Joe Heller made his last undignified and largely irreverent gesture on September 8, 2019, signing off on a life, in his words, “generally well-lived and with few regrets.” When the doctors confronted his daughters with the news last week that “your father is a very sick man,” in unison they replied, “you have no idea.”… Joe was a self-taught chemist and worked at Cheeseborough-Ponds where he developed one of their first cosmetics’ lines. There he met the love of his life, Irene, who was hoodwinked into thinking he was a charming individual with decorum. Boy, was she ever wrong. Joe embarrassed her daily with his mouth and choice of clothing… Joe was also a consummate napper. There wasn’t a road, restaurant or friend’s house in Essex that he didn’t fall asleep on or in. There wasn’t an occasion too formal or an event too dour that Joe didn’t interrupt with his apnea and voluminous snoring. Besides his beloved wife, Irene, and brother, Bobby, Joe was pre-deceased by his pet fish, Jack, who we found in the freezer last week.


  • At The Atlantic, Megan Garber weighs in with an engaging piece “On Chandler Bing’s Job”: “Twenty-five years in advance, Friends embraced workism’s fondest assumptions. It believed in the spiritual possibilities of labor. It treated career trajectories as love stories… [And yet] It saddled one of its six beloved characters with a job that held him captive, essentially, to capitalism itself… Chandler, for most of the show’s 10 seasons, doubles as a paradox: He is a personification of privilege who manages also to serve as an avatar of exploitation.”
  • Also at The Atlantic, for the #Seculosity file, there’s “When the Culture War Comes for the Kids” by George Packer, which contains this doozie: “The system that dominates our waking hours, commands our unthinking devotion, and drives us, like orthodox followers of an exacting faith, to extraordinary, even absurd feats of exertion is not democracy, which often seems remote and fragile. It’s meritocracy—the system that claims to reward talent and effort with a top-notch education and a well-paid profession, its code of rigorous practice and generous blessings passed down from generation to generation.”

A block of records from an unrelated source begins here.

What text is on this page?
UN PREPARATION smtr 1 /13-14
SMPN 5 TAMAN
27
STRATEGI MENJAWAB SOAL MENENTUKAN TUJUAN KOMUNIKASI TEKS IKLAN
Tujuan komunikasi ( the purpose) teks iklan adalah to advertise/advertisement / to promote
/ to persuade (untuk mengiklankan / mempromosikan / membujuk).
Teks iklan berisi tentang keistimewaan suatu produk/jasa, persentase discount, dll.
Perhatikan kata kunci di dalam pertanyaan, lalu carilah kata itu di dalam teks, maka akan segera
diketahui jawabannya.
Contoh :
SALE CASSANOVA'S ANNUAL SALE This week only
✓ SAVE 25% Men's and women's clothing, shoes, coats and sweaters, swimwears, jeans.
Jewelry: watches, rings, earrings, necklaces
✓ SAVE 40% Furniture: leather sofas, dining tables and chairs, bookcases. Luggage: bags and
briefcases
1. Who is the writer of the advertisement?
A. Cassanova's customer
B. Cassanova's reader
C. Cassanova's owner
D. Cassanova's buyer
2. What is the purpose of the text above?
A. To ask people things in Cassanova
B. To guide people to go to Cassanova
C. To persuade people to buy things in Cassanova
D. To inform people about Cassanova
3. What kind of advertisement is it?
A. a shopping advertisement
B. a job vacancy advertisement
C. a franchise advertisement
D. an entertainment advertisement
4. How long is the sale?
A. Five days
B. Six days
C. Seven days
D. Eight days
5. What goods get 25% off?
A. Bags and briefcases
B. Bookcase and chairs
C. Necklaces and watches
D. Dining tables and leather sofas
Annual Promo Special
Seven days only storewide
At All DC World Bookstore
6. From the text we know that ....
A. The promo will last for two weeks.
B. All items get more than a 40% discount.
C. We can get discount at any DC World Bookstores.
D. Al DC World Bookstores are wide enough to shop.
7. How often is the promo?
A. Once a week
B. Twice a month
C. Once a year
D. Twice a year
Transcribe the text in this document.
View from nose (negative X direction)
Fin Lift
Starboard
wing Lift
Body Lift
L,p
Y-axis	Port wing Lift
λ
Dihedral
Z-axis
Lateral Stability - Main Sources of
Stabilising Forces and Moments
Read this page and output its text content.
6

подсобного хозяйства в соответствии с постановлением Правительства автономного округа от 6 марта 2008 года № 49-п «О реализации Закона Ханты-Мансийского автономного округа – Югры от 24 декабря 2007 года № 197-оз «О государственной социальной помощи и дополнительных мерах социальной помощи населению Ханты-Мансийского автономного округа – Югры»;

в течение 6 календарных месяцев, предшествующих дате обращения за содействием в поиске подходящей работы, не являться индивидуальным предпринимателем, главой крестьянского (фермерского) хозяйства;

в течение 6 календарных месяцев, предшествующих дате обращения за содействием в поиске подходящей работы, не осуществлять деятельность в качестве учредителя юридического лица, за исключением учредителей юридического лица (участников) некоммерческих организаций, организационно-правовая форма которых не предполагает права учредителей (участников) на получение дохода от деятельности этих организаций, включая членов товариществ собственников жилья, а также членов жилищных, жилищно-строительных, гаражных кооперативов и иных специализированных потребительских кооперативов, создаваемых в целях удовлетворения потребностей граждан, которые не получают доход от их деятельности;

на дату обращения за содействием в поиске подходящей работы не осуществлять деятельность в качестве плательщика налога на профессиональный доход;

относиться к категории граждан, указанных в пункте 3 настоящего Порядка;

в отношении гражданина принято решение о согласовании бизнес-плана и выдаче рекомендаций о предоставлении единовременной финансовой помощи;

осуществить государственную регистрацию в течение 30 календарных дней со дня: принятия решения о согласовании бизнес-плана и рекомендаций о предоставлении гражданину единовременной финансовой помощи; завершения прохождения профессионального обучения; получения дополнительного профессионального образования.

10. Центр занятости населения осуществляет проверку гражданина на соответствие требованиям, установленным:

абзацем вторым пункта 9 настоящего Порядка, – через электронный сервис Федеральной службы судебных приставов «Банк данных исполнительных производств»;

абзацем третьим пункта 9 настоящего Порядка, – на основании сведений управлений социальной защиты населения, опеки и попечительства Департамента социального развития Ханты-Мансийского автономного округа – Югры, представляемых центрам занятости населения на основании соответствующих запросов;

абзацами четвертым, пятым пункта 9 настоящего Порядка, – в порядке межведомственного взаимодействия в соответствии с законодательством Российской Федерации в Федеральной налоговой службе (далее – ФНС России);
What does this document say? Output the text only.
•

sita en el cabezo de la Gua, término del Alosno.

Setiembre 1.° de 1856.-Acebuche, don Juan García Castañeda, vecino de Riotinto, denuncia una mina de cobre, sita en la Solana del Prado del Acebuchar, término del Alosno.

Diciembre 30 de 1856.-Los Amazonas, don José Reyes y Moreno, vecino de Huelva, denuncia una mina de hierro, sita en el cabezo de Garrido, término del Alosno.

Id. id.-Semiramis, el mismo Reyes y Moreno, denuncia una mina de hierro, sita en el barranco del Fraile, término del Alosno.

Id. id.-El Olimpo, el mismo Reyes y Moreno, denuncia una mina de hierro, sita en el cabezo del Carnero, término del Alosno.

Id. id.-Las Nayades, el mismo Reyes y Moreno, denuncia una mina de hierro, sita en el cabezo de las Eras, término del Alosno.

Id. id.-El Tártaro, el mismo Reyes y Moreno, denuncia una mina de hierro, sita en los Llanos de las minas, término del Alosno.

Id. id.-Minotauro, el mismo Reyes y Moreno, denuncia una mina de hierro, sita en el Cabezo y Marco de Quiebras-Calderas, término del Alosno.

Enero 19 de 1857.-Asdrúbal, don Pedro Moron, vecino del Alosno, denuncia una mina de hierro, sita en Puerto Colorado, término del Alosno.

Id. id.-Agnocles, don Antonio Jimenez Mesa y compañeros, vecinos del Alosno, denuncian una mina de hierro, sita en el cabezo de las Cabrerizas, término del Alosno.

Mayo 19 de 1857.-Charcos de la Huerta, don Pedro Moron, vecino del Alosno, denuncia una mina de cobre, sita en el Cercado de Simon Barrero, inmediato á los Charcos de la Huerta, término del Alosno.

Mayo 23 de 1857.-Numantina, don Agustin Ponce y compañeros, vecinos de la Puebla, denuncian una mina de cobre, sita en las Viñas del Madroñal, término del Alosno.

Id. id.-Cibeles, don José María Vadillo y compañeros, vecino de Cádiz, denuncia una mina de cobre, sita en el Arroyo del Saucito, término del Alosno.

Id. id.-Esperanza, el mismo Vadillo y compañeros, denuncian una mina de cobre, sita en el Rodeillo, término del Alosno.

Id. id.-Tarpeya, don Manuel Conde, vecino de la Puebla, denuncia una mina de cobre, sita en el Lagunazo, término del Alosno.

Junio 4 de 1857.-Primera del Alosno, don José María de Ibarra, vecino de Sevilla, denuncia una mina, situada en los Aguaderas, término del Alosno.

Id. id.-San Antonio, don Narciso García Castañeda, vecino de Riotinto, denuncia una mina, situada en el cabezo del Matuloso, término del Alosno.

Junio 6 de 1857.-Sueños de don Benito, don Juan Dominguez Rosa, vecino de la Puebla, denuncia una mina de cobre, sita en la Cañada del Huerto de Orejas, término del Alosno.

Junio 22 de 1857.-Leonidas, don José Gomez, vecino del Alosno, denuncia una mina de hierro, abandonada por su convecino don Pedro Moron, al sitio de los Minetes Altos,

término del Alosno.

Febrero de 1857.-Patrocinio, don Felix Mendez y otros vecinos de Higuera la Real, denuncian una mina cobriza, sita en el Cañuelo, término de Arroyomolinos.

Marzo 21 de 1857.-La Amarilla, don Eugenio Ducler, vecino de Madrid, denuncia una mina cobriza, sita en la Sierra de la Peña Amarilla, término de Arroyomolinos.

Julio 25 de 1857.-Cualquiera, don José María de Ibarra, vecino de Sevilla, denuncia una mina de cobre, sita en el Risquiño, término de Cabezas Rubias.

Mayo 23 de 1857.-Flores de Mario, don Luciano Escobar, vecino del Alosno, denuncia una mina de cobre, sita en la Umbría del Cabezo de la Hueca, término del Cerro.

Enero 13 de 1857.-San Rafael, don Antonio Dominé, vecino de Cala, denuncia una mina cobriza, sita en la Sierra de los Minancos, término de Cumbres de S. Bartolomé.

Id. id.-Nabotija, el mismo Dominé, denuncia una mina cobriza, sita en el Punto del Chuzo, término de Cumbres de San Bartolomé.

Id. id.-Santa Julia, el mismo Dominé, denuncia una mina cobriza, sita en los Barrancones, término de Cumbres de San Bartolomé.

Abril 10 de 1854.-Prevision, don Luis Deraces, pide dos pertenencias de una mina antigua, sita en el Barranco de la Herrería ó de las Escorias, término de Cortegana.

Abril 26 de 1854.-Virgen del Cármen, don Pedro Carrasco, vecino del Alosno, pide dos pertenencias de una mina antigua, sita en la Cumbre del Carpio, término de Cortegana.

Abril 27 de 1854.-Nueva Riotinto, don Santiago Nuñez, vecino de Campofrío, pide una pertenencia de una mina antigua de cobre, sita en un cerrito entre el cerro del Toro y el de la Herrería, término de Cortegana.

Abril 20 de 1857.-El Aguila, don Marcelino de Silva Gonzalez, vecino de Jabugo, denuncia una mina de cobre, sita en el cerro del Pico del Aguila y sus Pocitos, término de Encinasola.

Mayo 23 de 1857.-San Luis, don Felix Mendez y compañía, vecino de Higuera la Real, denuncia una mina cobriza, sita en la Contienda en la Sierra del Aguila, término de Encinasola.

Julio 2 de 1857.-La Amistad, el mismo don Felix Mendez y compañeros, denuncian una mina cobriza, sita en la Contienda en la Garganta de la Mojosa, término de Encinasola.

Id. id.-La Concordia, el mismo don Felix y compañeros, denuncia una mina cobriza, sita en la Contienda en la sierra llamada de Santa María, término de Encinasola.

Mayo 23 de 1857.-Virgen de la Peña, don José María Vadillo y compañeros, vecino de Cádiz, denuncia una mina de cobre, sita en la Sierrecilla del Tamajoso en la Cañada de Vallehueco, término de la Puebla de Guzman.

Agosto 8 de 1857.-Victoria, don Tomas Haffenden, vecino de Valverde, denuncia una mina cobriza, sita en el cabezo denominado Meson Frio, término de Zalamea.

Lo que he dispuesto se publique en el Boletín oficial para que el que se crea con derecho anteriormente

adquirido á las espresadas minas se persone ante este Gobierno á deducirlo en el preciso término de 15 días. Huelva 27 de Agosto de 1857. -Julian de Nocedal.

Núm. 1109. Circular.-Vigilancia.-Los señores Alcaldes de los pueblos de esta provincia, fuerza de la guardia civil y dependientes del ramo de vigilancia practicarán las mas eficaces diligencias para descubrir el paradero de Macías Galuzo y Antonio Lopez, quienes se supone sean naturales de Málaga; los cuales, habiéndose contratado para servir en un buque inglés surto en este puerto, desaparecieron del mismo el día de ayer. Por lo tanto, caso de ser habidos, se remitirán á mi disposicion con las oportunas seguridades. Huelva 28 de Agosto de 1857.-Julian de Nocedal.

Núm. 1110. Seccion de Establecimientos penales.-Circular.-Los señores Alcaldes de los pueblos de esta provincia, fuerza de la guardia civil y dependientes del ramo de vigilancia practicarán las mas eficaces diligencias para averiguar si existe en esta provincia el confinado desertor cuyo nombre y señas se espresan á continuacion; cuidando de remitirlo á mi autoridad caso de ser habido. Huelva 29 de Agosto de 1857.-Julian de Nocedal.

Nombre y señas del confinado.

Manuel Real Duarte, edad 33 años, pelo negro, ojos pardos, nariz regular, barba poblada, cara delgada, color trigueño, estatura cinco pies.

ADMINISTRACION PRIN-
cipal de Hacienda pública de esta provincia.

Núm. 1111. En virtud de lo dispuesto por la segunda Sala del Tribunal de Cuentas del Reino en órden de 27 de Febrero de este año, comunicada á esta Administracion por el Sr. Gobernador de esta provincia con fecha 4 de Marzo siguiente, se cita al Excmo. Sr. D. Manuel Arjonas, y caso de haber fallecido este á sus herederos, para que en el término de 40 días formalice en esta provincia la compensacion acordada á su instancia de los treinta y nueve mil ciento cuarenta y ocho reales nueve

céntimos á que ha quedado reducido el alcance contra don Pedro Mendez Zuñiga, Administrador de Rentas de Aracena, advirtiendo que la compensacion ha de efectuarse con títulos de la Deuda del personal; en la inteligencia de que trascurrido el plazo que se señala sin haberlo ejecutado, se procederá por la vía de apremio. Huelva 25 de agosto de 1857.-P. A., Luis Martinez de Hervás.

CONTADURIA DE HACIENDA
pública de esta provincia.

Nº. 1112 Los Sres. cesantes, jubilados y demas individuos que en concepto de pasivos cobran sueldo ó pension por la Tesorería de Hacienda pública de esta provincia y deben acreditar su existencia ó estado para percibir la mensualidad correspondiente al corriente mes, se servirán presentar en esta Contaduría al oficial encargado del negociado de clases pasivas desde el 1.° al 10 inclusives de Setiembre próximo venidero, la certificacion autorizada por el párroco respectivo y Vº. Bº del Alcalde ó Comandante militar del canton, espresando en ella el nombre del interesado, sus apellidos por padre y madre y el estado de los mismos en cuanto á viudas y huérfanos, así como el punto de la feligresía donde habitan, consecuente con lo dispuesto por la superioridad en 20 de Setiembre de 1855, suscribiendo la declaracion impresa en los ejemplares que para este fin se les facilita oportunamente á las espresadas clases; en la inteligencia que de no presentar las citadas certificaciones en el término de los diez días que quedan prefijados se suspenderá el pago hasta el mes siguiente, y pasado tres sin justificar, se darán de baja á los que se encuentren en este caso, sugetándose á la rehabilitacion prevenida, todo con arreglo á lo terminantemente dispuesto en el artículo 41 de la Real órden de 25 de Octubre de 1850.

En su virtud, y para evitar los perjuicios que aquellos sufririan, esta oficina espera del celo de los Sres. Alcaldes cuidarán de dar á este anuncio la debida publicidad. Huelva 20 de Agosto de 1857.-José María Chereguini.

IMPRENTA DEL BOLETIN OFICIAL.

  • Literature buffs might enjoy this collection rejection letters that TS Eliot penned while working at Faber & Faber.
  • As far as I can tell the best thing on TV right now is Succession, particularly whenever Tom & Greg are sharing the screen. But the fourth season of Veronica Mars was terrifically entertaining (if gutting!). And Archibald’s Next Big Thing (Netflix) has got to be the best kids show to debut in some time.
  • New episode of The Well of Sound deals with The Beach Boys from 1970-80 and I couldn’t be more delighted with it. And a new episode of The Mockingcast should drop tomorrow mid-day.